La France présente sa taxe GAFA, faute de consensus européen

Le ministre français de l’Économie Bruno Le Maire présente mercredi en Conseil des ministres son projet de loi pour taxer les géants du numérique, après avoir échoué à faire l’unanimité en Europe sur la question.

Selon la Commission européenne, leur taux d’imposition moyen n’est que de 9 % contre 23 % pour les entreprises européennes en général.

« C’est une injustice inacceptable », s’est écrié M. Le Maire le 5 mars sur Radio Classique, et « totalement inefficace si on veut arriver à financer demain nos écoles, nos crèches, nos hôpitaux ».

Comme les bénéfices sont facilement transférables vers les pays où ils sont moins taxés, comme l’Irlande, l’idée retenue est de taxer les entreprises sur le chiffre d’affaires réalisé dans un pays donné.

En décembre, en plein mouvement des « gilets jaunes », M. Le Maire avait annoncé que la France se doterait de sa propre législation, faute de consensus européen et même si des projets de taxe similaires existent en Italie, en Espagne, en Autriche, et au Royaume-Uni.

La France avance seule sur la taxation des GAFA

Comme un nombre croissant d’États membres, la France prévoit une taxe numérique nationale, après l’échec des négociations au niveau européen. Bruno Le Maire a annoncé qu’elle entrerait en vigueur dès le 1e janvier 2019.

La semaine dernière, il a échoué à convaincre les quatre derniers pays européens récalcitrants (Irlande, Suède, Danemark et Finlande). Or l’unanimité est nécessaire dans l’UE pour les décisions concernant la fiscalité.

Le taux de 3 % finalement retenu en France est similaire à celui d’un projet européen présenté il y un an, mais qui n’a pas abouti. Il concerne les entreprises qui font un chiffre d’affaires sur leurs activités numériques de 750 millions d’euros dans le monde et de plus de 25 millions d’euros en France.

Le périmètre de la taxe couvre trois activités : l’intermédiation, c’est-à-dire les plateformes qui renvoient l’internaute vers un site tiers (mais pas les ventes réalisées par une enseigne via internet sur son propre site), les publicités en ligne et la vente à des tiers des données personnelles.

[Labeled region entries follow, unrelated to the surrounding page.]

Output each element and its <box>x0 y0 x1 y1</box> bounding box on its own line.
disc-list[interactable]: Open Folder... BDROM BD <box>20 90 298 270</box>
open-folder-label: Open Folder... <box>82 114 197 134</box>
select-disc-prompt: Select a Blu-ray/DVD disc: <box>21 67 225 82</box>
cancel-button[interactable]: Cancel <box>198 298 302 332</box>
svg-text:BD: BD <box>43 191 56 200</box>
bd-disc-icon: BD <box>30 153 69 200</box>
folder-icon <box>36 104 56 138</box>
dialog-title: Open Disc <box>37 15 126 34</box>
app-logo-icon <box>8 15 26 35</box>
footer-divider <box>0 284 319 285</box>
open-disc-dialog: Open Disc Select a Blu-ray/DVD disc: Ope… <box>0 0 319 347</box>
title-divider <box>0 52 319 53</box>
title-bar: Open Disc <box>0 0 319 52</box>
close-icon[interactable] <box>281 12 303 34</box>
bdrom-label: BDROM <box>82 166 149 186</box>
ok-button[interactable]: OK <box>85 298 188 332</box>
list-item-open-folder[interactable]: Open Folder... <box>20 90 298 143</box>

Ainsi Apple ne sera pas soumis à la taxe sur ses ventes d’ordinateurs ou de smartphones, mais pour l’AppStore, sa boutique d’applications pour mobile réalisées par des tiers.

Enfin la taxe s’appliquera à l’ensemble de l’année 2019, même si le texte ne devrait être présenté qu’en avril en première lecture à l’Assemblée nationale.

Combat mondial

Vendredi, M. Le Maire a présenté son texte aux représentants des entreprises du secteur, dont les organisations professionnelles France Digitale, Tech in France et le Syndicat des régies internet.

Étaient notamment présents les groupes américains Amazon, eBay, Facebook, Google, ainsi que les français Criteo, Blablacar, Cdiscount, Orange, Se Loger, sans que leur présence implique qu’ils soient soumis à la taxe.

Celle-ci doit rapporter 500 millions d’euros. « Une trentaine de groupes seront touchés », a indiqué M. Le Maire au Parisien dimanche. Mais selon une source du secteur s’appuyant sur des estimations des services fiscaux, une centaine de sociétés pourraient être concernées.

Interrogé par l’AFP, Tech in France, qui représente notamment les éditeurs de logiciels, regrette que « les compétiteurs qui payent leur impôt sur les sociétés en France so(ie)nt également visés par cette taxe et se trouveront pénalisés ».

Cette organisation demande aussi des précisions sur le périmètre taxé pour les plateformes, « dont le chiffre d’affaires intègre du négoce de fournisseurs tiers », comme dans la vente de billets d’avions, où les marges sont faibles et les volumes importants.

La Plateforme paradis fiscaux et judiciaires, qui regroupe de nombreuses ONG, dénonce elle « beaucoup de bruit pour une mesure très limitée », soulignant que le secteur du numérique « n’est pas le seul à jouer avec notre système fiscal obsolète ».

La taxe sur le chiffre d’affaires est d’ailleurs présentée comme un pis-aller en attendant une harmonisation fiscale au niveau de l’OCDE, dont le secrétaire américain au Trésor Steven Mnuchin soutient le principe.

  1. Le Maire espère pour cela parvenir à « une position européenne commune à défendre au sein de l’OCDE ».

« Le fait que les États-Unis soient partants va créer une dynamique inédite », selon Jean-Pierre Lieb, du cabinet EY.

Cet avocat estime toutefois que les Américains pourraient vouloir étendre ce nouveau type de taxation frappant davantage la consommation que la production à des domaines qui toucheraient aux intérêts européens, de l’automobile pour les Allemands au luxe pour les Français.